Rank of product and sum of matrices

Theorem 3.5 (on the rank of the product of matrices). The rank of the product of matrices does not exceed the rank of factors:


\operatorname(rg)(A\cdot B)\leqslant \min\(\operatorname(rg)A,\operatorname(rg)B\).


Indeed, let matrices A and B have sizes m\times p and p\times n . Let us assign to matrix A the matrix C=AB\colon\,(A\mid C). Of course that \operatorname(rg)C\leqslant\operatorname(rg)(A\mid C), since C is part of the matrix (A\mid C) (see paragraph 5 of remarks 3.2). Note that each column C_j, according to the matrix multiplication operation, is a linear combination of columns A_1,A_2,\ldots,A_p matrices A=(A_1~\cdots~A_p):


C_(j)=A_1\cdot b_(1j)+A_2\cdot b_(2j)+\ldots+A_(p)\cdot b_pj),\quad j=1,2,\ldots,n.


Such a column can be deleted from the matrix (A\mid C) without changing its rank (Corollary 1 of Theorem 3.3). Crossing out all columns of matrix C, we get: \operatorname(rg)(A\mid C)=\operatorname(rg)A. From here, \operatorname(rg)C\leqslant\operatorname(rg)(A\mid C)=\operatorname(rg)A. Similarly, we can prove that the condition is simultaneously satisfied \operatorname(rg)C\leqslant\operatorname(rg)B, and draw a conclusion about the validity of the theorem.


Consequence. If A is a non-singular square matrix, then And \operatorname(rg)(AB)= \operatorname(rg)B, i.e. the rank of a matrix does not change when it is multiplied from the left or right by a non-singular square matrix.


Theorem 3.6 on the rank of sums of matrices. The rank of the sum of matrices does not exceed the sum of the ranks of the terms:


\operatorname(rg)(A+B)\leqslant \operatorname(rg)A+\operatorname(rg)B.

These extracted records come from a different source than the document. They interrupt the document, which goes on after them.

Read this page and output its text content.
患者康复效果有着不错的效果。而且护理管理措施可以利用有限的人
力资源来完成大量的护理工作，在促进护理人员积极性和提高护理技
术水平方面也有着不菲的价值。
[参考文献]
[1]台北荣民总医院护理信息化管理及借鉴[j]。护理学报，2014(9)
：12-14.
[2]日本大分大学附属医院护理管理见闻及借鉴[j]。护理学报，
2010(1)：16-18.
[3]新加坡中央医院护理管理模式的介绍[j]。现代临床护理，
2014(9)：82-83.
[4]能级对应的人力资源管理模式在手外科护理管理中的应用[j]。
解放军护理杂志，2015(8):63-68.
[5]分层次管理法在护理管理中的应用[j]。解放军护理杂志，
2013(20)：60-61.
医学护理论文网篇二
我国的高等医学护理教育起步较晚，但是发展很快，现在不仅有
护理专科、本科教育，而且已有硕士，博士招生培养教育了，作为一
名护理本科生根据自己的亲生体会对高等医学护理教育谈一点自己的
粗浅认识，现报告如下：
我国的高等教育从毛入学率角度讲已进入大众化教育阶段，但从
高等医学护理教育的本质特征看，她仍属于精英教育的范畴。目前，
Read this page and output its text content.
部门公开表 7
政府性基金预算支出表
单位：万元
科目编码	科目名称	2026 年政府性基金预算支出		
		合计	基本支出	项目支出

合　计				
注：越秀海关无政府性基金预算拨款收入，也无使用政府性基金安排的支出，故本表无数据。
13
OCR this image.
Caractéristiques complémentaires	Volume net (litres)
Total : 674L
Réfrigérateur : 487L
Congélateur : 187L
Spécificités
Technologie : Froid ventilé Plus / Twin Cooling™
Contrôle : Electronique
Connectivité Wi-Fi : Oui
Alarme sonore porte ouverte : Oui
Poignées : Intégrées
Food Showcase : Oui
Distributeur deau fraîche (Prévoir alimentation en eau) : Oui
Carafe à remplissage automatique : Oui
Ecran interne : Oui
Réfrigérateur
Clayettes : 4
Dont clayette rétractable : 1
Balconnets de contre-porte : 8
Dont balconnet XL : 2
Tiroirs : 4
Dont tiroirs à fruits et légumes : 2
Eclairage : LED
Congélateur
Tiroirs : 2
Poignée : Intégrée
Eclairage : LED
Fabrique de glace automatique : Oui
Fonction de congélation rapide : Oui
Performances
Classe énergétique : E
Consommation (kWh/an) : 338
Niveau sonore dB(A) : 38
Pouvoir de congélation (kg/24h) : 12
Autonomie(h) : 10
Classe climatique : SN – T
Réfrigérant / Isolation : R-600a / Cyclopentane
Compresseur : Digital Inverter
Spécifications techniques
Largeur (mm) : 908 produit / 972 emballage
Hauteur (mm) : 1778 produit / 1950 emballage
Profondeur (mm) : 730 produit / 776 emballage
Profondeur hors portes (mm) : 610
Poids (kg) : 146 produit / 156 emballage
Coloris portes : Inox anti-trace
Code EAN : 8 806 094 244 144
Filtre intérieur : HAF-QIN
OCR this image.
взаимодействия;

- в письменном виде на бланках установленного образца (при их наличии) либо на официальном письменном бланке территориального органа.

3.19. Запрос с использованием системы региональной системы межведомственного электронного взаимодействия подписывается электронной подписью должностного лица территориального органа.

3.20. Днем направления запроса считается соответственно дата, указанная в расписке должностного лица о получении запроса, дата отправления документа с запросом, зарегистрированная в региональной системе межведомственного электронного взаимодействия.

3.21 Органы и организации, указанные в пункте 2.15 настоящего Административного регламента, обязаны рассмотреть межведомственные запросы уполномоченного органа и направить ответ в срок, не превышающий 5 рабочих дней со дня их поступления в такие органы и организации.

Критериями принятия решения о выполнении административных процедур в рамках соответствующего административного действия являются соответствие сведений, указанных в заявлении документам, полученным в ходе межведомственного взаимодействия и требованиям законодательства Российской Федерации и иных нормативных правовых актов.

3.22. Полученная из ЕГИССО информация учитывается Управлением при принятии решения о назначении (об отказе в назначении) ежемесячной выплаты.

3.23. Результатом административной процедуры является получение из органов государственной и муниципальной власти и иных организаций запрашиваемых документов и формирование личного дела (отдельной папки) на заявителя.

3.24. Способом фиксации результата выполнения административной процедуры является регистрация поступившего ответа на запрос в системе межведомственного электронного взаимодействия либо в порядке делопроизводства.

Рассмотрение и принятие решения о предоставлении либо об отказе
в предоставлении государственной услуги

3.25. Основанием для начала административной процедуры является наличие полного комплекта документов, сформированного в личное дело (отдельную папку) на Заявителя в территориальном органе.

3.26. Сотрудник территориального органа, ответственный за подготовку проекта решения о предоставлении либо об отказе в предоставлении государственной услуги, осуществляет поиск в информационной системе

Indeed, let's create a matrix (A+B\mid A\mid B). Note that each column of matrix A+B is a linear combination of columns of matrices A and B. That's why \operatorname(rg)(A+B\mid A\mid B)= \operatorname(rg)(A\mid B). Considering that the number of linearly independent columns in the matrix (A\mid B) does not exceed \operatorname(rg)A+\operatorname(rg)B,a \operatorname(rg)(A+B)\leqslant \operatorname(rg)(A+B\mid A\mid B)(see section 5 of Remarks 3.2), we obtain the inequality being proved.